Klain was responding to a tweet from Obama’s former chairman of the Council of Economic Advisers who said problems would be ‘much worse’ if the unemployment rate was still 10%
Asked on Thursday about the tweet, Jen Psaki, the White House press secretary, said that Klain’s Twitter ‘is not a top priority at this point in time.’
She added: ‘The chief of staff is out there speaking on his own accord … as any chief of staff does.
‘I think it’s also important for anyone here to be able to tout points that they find interesting that’s the purpose of public speech.’
She then explained Klain’s reasoning.
‘The point here is some of these critics … we don’t know if they’re saying that what they thought was great was when the unemployment rate was double what it is today, or when people were locked in their homes and therefore gas prices were lower.
‘We’re at this point because the unemployment rate has come down and has been cut in half because people are buying more goods, because people are traveling, because demand is up, and because the economy is turning back on.’
Economies largely shuttered for chunks of the last year by governments trying to tamp down the coronavirus are reopening, and demand is booming – but supply is struggling to keep up.
Globalization has created havoc, with supply chains that stretch from resource extraction in places such Australia, to production in Asian manufacturing hubs, to shoppers in the West.
Between every stage, goods are loaded into box containers and transported on ships, trains and trucks through ports and stations.
If any one of these steps breaks down, the whole chain can grind to a halt.
During the pandemic, almost every one of them did.
And even as things start to get back to normal in the United States, the effects are still being felt.
‘Everything is back ordered, all the vessels are in the ocean,’ truck driver Tony Nguyen told AFP.
‘I’ve been driving for the port for like almost 10 years, but this year it’s terrible. I’ve never seen that before.’
The megaports of Asia – like this one in Qingdao – have long operated on a 24-hour basis. On Thursday the ports of Los Angeles and Long Beach – the busiest in North America – began working around the clock to unload a significant backlog of cargo
Lengthy supply chains start with miners and take in producers, middlemen, retailers and finally shoppers, all of them with transportation in between
Around a quarter of a trillion dollars worth of goods will have passed through Los Angeles port by the end of December 2021
On Tuesday, the International Monetary Fund warned that supply chain disruptions are driving price increases, as it trimmed its growth outlook in an increasingly uneven global recovery.

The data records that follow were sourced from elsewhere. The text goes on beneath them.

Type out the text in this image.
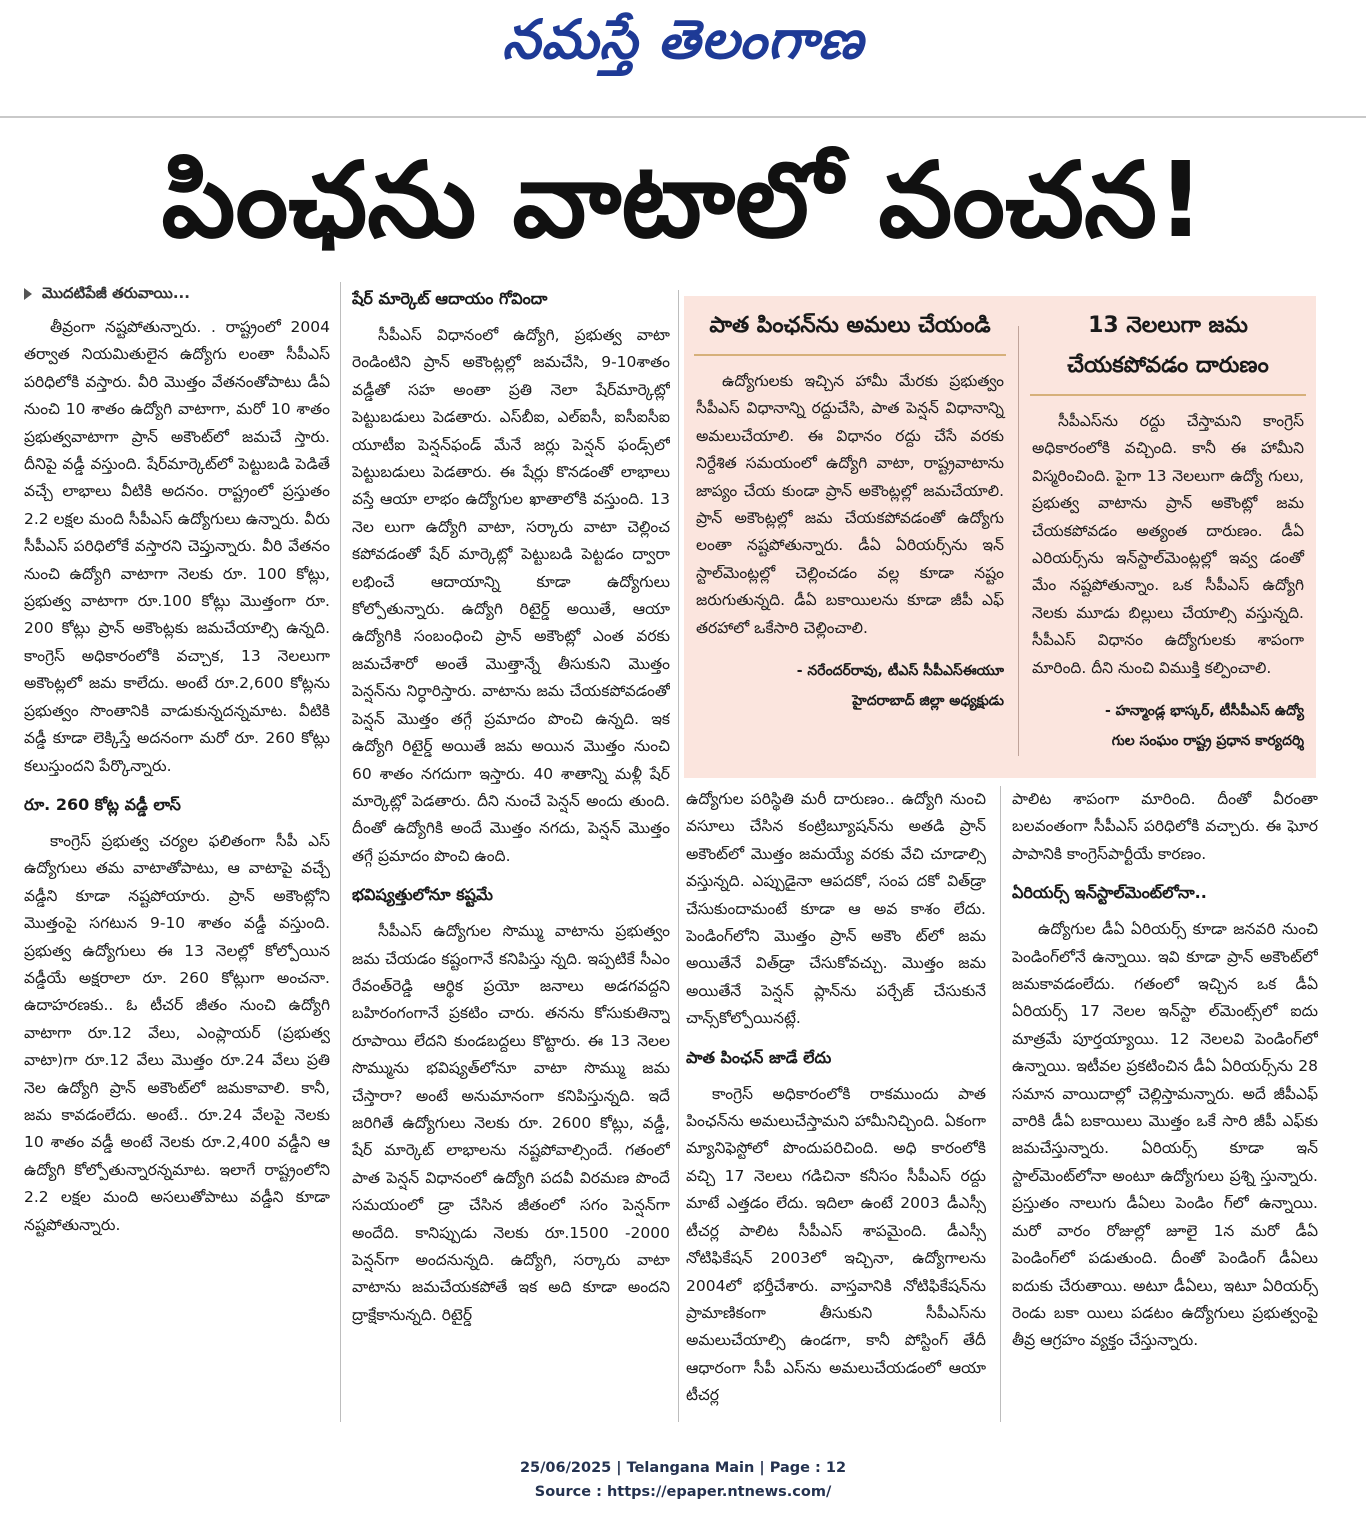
నమస్తే తెలంగాణ
పింఛను వాటాలో వంచన!
మొదటిపేజీ తరువాయి...

తీవ్రంగా నష్టపోతున్నారు. . రాష్ట్రంలో 2004 తర్వాత నియమితులైన ఉద్యోగు లంతా సీపీఎస్ పరిధిలోకి వస్తారు. వీరి మొత్తం వేతనంతోపాటు డీఏ నుంచి 10 శాతం ఉద్యోగి వాటాగా, మరో 10 శాతం ప్రభుత్వవాటాగా ప్రాన్ అకౌంట్‌లో జమచే స్తారు. దీనిపై వడ్డీ వస్తుంది. షేర్‌మార్కెట్‌లో పెట్టుబడి పెడితే వచ్చే లాభాలు వీటికి అదనం. రాష్ట్రంలో ప్రస్తుతం 2.2 లక్షల మంది సీపీఎస్ ఉద్యోగులు ఉన్నారు. వీరు సీపీఎస్ పరిధిలోకే వస్తారని చెప్తున్నారు. వీరి వేతనం నుంచి ఉద్యోగి వాటాగా నెలకు రూ. 100 కోట్లు, ప్రభుత్వ వాటాగా రూ.100 కోట్లు మొత్తంగా రూ. 200 కోట్లు ప్రాన్ అకౌంట్లకు జమచేయాల్సి ఉన్నది. కాంగ్రెస్ అధికారంలోకి వచ్చాక, 13 నెలలుగా అకౌంట్లలో జమ కాలేదు. అంటే రూ.2,600 కోట్లను ప్రభుత్వం సొంతానికి వాడుకున్నదన్నమాట. వీటికి వడ్డీ కూడా లెక్కిస్తే అదనంగా మరో రూ. 260 కోట్లు కలుస్తుందని పేర్కొన్నారు.

రూ. 260 కోట్ల వడ్డీ లాస్

కాంగ్రెస్ ప్రభుత్వ చర్యల ఫలితంగా సీపీ ఎస్ ఉద్యోగులు తమ వాటాతోపాటు, ఆ వాటాపై వచ్చే వడ్డీని కూడా నష్టపోయారు. ప్రాన్ అకౌంట్లోని మొత్తంపై సగటున 9-10 శాతం వడ్డీ వస్తుంది. ప్రభుత్వ ఉద్యోగులు ఈ 13 నెలల్లో కోల్పోయిన వడ్డీయే అక్షరాలా రూ. 260 కోట్లుగా అంచనా. ఉదాహరణకు.. ఓ టీచర్ జీతం నుంచి ఉద్యోగి వాటాగా రూ.12 వేలు, ఎంప్లాయర్ (ప్రభుత్వ వాటా)గా రూ.12 వేలు మొత్తం రూ.24 వేలు ప్రతి నెల ఉద్యోగి ప్రాన్ అకౌంట్‌లో జమకావాలి. కానీ, జమ కావడంలేదు. అంటే.. రూ.24 వేలపై నెలకు 10 శాతం వడ్డీ అంటే నెలకు రూ.2,400 వడ్డీని ఆ ఉద్యోగి కోల్పోతున్నారన్నమాట. ఇలాగే రాష్ట్రంలోని 2.2 లక్షల మంది అసలుతోపాటు వడ్డీని కూడా నష్టపోతున్నారు.

షేర్ మార్కెట్ ఆదాయం గోవిందా

సీపీఎస్ విధానంలో ఉద్యోగి, ప్రభుత్వ వాటా రెండింటిని ప్రాన్ అకౌంట్లల్లో జమచేసి, 9-10శాతం వడ్డీతో సహ అంతా ప్రతి నెలా షేర్‌మార్కెట్లో పెట్టుబడులు పెడతారు. ఎస్‌బీఐ, ఎల్ఐసీ, ఐసీఐసీఐ యూటీఐ పెన్షన్‌ఫండ్ మేనే జర్లు పెన్షన్ ఫండ్స్‌లో పెట్టుబడులు పెడతారు. ఈ షేర్లు కొనడంతో లాభాలు వస్తే ఆయా లాభం ఉద్యోగుల ఖాతాలోకి వస్తుంది. 13 నెల లుగా ఉద్యోగి వాటా, సర్కారు వాటా చెల్లించ కపోవడంతో షేర్ మార్కెట్లో పెట్టుబడి పెట్టడం ద్వారా లభించే ఆదాయాన్ని కూడా ఉద్యోగులు కోల్పోతున్నారు. ఉద్యోగి రిటైర్డ్ అయితే, ఆయా ఉద్యోగికి సంబంధించి ప్రాన్ అకౌంట్లో ఎంత వరకు జమచేశారో అంతే మొత్తాన్నే తీసుకుని మొత్తం పెన్షన్‌ను నిర్ధారిస్తారు. వాటాను జమ చేయకపోవడంతో పెన్షన్ మొత్తం తగ్గే ప్రమాదం పొంచి ఉన్నది. ఇక ఉద్యోగి రిటైర్డ్ అయితే జమ అయిన మొత్తం నుంచి 60 శాతం నగదుగా ఇస్తారు. 40 శాతాన్ని మళ్లీ షేర్ మార్కెట్లో పెడతారు. దీని నుంచే పెన్షన్ అందు తుంది. దీంతో ఉద్యోగికి అందే మొత్తం నగదు, పెన్షన్ మొత్తం తగ్గే ప్రమాదం పొంచి ఉంది.

భవిష్యత్తులోనూ కష్టమే

సీపీఎస్ ఉద్యోగుల సొమ్ము వాటాను ప్రభుత్వం జమ చేయడం కష్టంగానే కనిపిస్తు న్నది. ఇప్పటికే సీఎం రేవంత్‌రెడ్డి ఆర్థిక ప్రయో జనాలు అడగవద్దని బహిరంగంగానే ప్రకటిం చారు. తనను కోసుకుతిన్నా రూపాయి లేదని కుండబద్దలు కొట్టారు. ఈ 13 నెలల సొమ్మును భవిష్యత్‌లోనూ వాటా సొమ్ము జమ చేస్తారా? అంటే అనుమానంగా కనిపిస్తున్నది. ఇదే జరిగితే ఉద్యోగులు నెలకు రూ. 2600 కోట్లు, వడ్డీ, షేర్ మార్కెట్ లాభాలను నష్టపోవాల్సిందే. గతంలో పాత పెన్షన్ విధానంలో ఉద్యోగి పదవీ విరమణ పొందే సమయంలో డ్రా చేసిన జీతంలో సగం పెన్షన్‌గా అందేది. కానిప్పుడు నెలకు రూ.1500 -2000 పెన్షన్‌గా అందనున్నది. ఉద్యోగి, సర్కారు వాటా వాటాను జమచేయకపోతే ఇక అది కూడా అందని ద్రాక్షేకానున్నది. రిటైర్డ్

పాత పింఛన్‌ను అమలు చేయండి

ఉద్యోగులకు ఇచ్చిన హామీ మేరకు ప్రభుత్వం సీపీఎస్ విధానాన్ని రద్దుచేసి, పాత పెన్షన్ విధానాన్ని అమలుచేయాలి. ఈ విధానం రద్దు చేసే వరకు నిర్దేశిత సమయంలో ఉద్యోగి వాటా, రాష్ట్రవాటాను జాప్యం చేయ కుండా ప్రాన్ అకౌంట్లల్లో జమచేయాలి. ప్రాన్ అకౌంట్లల్లో జమ చేయకపోవడంతో ఉద్యోగు లంతా నష్టపోతున్నారు. డీఏ ఏరియర్స్‌ను ఇన్ స్టాల్‌మెంట్లల్లో చెల్లించడం వల్ల కూడా నష్టం జరుగుతున్నది. డీఏ బకాయిలను కూడా జీపీ ఎఫ్ తరహాలో ఒకేసారి చెల్లించాలి.

- నరేందర్‌రావు, టీఎస్ సీపీఎస్ఈయూ
హైదరాబాద్ జిల్లా అధ్యక్షుడు
13 నెలలుగా జమ చేయకపోవడం దారుణం

సీపీఎస్‌ను రద్దు చేస్తామని కాంగ్రెస్ అధికారంలోకి వచ్చింది. కానీ ఈ హామీని విస్మరించింది. పైగా 13 నెలలుగా ఉద్యో గులు, ప్రభుత్వ వాటాను ప్రాన్ అకౌంట్లో జమ చేయకపోవడం అత్యంత దారుణం. డీఏ ఎరియర్స్‌ను ఇన్‌స్టాల్‌మెంట్లల్లో ఇవ్వ డంతో మేం నష్టపోతున్నాం. ఒక సీపీఎస్ ఉద్యోగి నెలకు మూడు బిల్లులు చేయాల్సి వస్తున్నది. సీపీఎస్ విధానం ఉద్యోగులకు శాపంగా మారింది. దీని నుంచి విముక్తి కల్పించాలి.

- హన్మాండ్ల భాస్కర్, టీసీపీఎస్ ఉద్యో
గుల సంఘం రాష్ట్ర ప్రధాన కార్యదర్శి

ఉద్యోగుల పరిస్థితి మరీ దారుణం.. ఉద్యోగి నుంచి వసూలు చేసిన కంట్రిబ్యూషన్‌ను అతడి ప్రాన్ అకౌంట్‌లో మొత్తం జమయ్యే వరకు వేచి చూడాల్సి వస్తున్నది. ఎప్పుడైనా ఆపదకో, సంప దకో విత్‌డ్రా చేసుకుందామంటే కూడా ఆ అవ కాశం లేదు. పెండింగ్‌లోని మొత్తం ప్రాన్ అకౌం ట్‌లో జమ అయితేనే విత్‌డ్రా చేసుకోవచ్చు. మొత్తం జమ అయితేనే పెన్షన్ ప్లాన్‌ను పర్చేజ్ చేసుకునే చాన్స్‌కోల్పోయినట్లే.

పాత పింఛన్ జాడే లేదు

కాంగ్రెస్ అధికారంలోకి రాకముందు పాత పింఛన్‌ను అమలుచేస్తామని హామీనిచ్చింది. ఏకంగా మ్యానిఫెస్టోలో పొందుపరిచింది. అధి కారంలోకి వచ్చి 17 నెలలు గడిచినా కనీసం సీపీఎస్ రద్దు మాటే ఎత్తడం లేదు. ఇదిలా ఉంటే 2003 డీఎస్సీ టీచర్ల పాలిట సీపీఎస్ శాపమైంది. డీఎస్సీ నోటిఫికేషన్ 2003లో ఇచ్చినా, ఉద్యోగాలను 2004లో భర్తీచేశారు. వాస్తవానికి నోటిఫికేషన్‌ను ప్రామాణికంగా తీసుకుని సీపీఎస్‌ను అమలుచేయాల్సి ఉండగా, కానీ పోస్టింగ్ తేదీ ఆధారంగా సీపీ ఎస్‌ను అమలుచేయడంలో ఆయా టీచర్ల

పాలిట శాపంగా మారింది. దీంతో వీరంతా బలవంతంగా సీపీఎస్ పరిధిలోకి వచ్చారు. ఈ ఘోర పాపానికి కాంగ్రెస్‌పార్టీయే కారణం.

ఏరియర్స్ ఇన్‌స్టాల్‌మెంట్‌లోనా..

ఉద్యోగుల డీఏ ఏరియర్స్ కూడా జనవరి నుంచి పెండింగ్‌లోనే ఉన్నాయి. ఇవి కూడా ప్రాన్ అకౌంట్‌లో జమకావడంలేదు. గతంలో ఇచ్చిన ఒక డీఏ ఏరియర్స్ 17 నెలల ఇన్‌స్టా ల్‌మెంట్స్‌లో ఐదు మాత్రమే పూర్తయ్యాయి. 12 నెలలవి పెండింగ్‌లో ఉన్నాయి. ఇటీవల ప్రకటించిన డీఏ ఏరియర్స్‌ను 28 సమాన వాయిదాల్లో చెల్లిస్తామన్నారు. అదే జీపీఎఫ్ వారికి డీఏ బకాయిలు మొత్తం ఒకే సారి జీపీ ఎఫ్‌కు జమచేస్తున్నారు. ఏరియర్స్ కూడా ఇన్ స్టాల్‌మెంట్‌లోనా అంటూ ఉద్యోగులు ప్రశ్ని స్తున్నారు. ప్రస్తుతం నాలుగు డీఏలు పెండిం గ్‌లో ఉన్నాయి. మరో వారం రోజుల్లో జూలై 1న మరో డీఏ పెండింగ్‌లో పడుతుంది. దీంతో పెండింగ్ డీఏలు ఐదుకు చేరుతాయి. అటూ డీఏలు, ఇటూ ఏరియర్స్ రెండు బకా యిలు పడటం ఉద్యోగులు ప్రభుత్వంపై తీవ్ర ఆగ్రహం వ్యక్తం చేస్తున్నారు.

25/06/2025 | Telangana Main | Page : 12
Source : https://epaper.ntnews.com/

In the United States, consumer prices were up more than 5 per cent in September.
There are several factors behind the shortages of raw materials and finished goods now plaguing retailers.
These include factory outages in countries that have imposed lockdowns due to COVID-19, unexpected demand spikes for some goods as behavior changed during the pandemic, and a labor crunch.

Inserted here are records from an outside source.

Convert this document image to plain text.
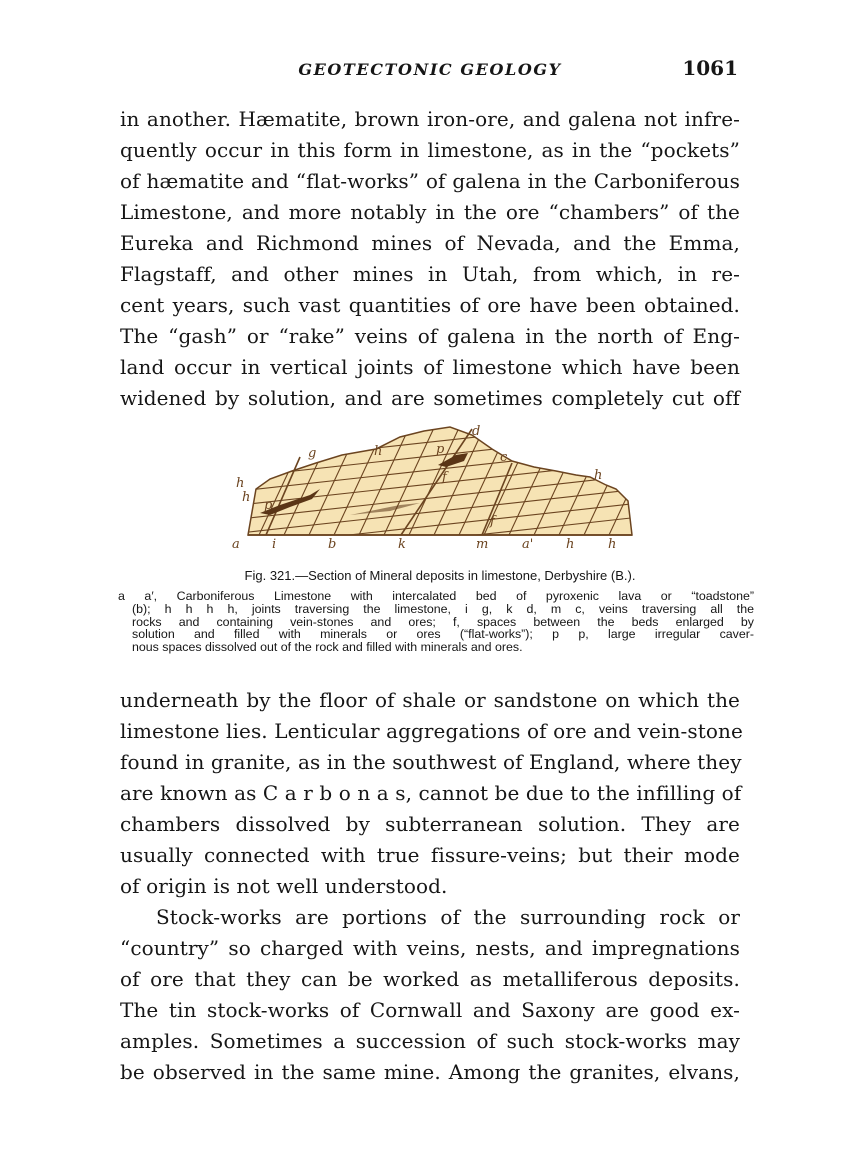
GEOTECTONIC GEOLOGY	1061
in another. Hæmatite, brown iron-ore, and galena not infre-
quently occur in this form in limestone, as in the “pockets”
of hæmatite and “flat-works” of galena in the Carboniferous
Limestone, and more notably in the ore “chambers” of the
Eureka and Richmond mines of Nevada, and the Emma,
Flagstaff, and other mines in Utah, from which, in re-
cent years, such vast quantities of ore have been obtained.
The “gash” or “rake” veins of galena in the north of Eng-
land occur in vertical joints of limestone which have been
widened by solution, and are sometimes completely cut off
d
g	h	p
c
h
h
h
p
f
f
a i	b	k	m	a'	h	h
Fig. 321.—Section of Mineral deposits in limestone, Derbyshire (B.).
a a′, Carboniferous Limestone with intercalated bed of pyroxenic lava or “toadstone”
(b); h h h h, joints traversing the limestone, i g, k d, m c, veins traversing all the
rocks and containing vein-stones and ores; f, spaces between the beds enlarged by
solution and filled with minerals or ores (“flat-works”); p p, large irregular caver-
nous spaces dissolved out of the rock and filled with minerals and ores.
underneath by the floor of shale or sandstone on which the
limestone lies. Lenticular aggregations of ore and vein-stone
found in granite, as in the southwest of England, where they
are known as C a r b o n a s, cannot be due to the infilling of
chambers dissolved by subterranean solution. They are
usually connected with true fissure-veins; but their mode
of origin is not well understood.
Stock-works are portions of the surrounding rock or
“country” so charged with veins, nests, and impregnations
of ore that they can be worked as metalliferous deposits.
The tin stock-works of Cornwall and Saxony are good ex-
amples. Sometimes a succession of such stock-works may
be observed in the same mine. Among the granites, elvans,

But the backlog at U.S. ports has been a major contributing factor.
Nowhere is that more evident than the neighboring ports of Los Angeles and Long Beach – the main gateways for Asia, where thousands of multi-colored shipping containers are stacked, processed and shuffled around every day.
The Los Angeles port alone has handled more than 7.3 million TEUs so far this year. A TEU is the industry’s standard measurement for cargo, and stands for Twenty-foot Equivalent Unit.
Each year, more than a quarter of a trillion dollars’ worth of goods pass through the port – a big chunk of the entire U.S. economy.
‘What happens in Los Angeles and other West Coast ports reverberates all the way through the country,’ said Agriculture Transportation Coalition executive director Peter Friedmann.
The World Bank estimates 8.5 per cent of global container shipping is stalled in or around ports.
That congestion is renewing talk of onshoring – bringing production back home.
‘Never again should our country and our economy be unable to make critical products we need because we don’t have access to materials we need,’ said Biden this week.
‘Never again shall we have to rely too heavily on one company or one country.’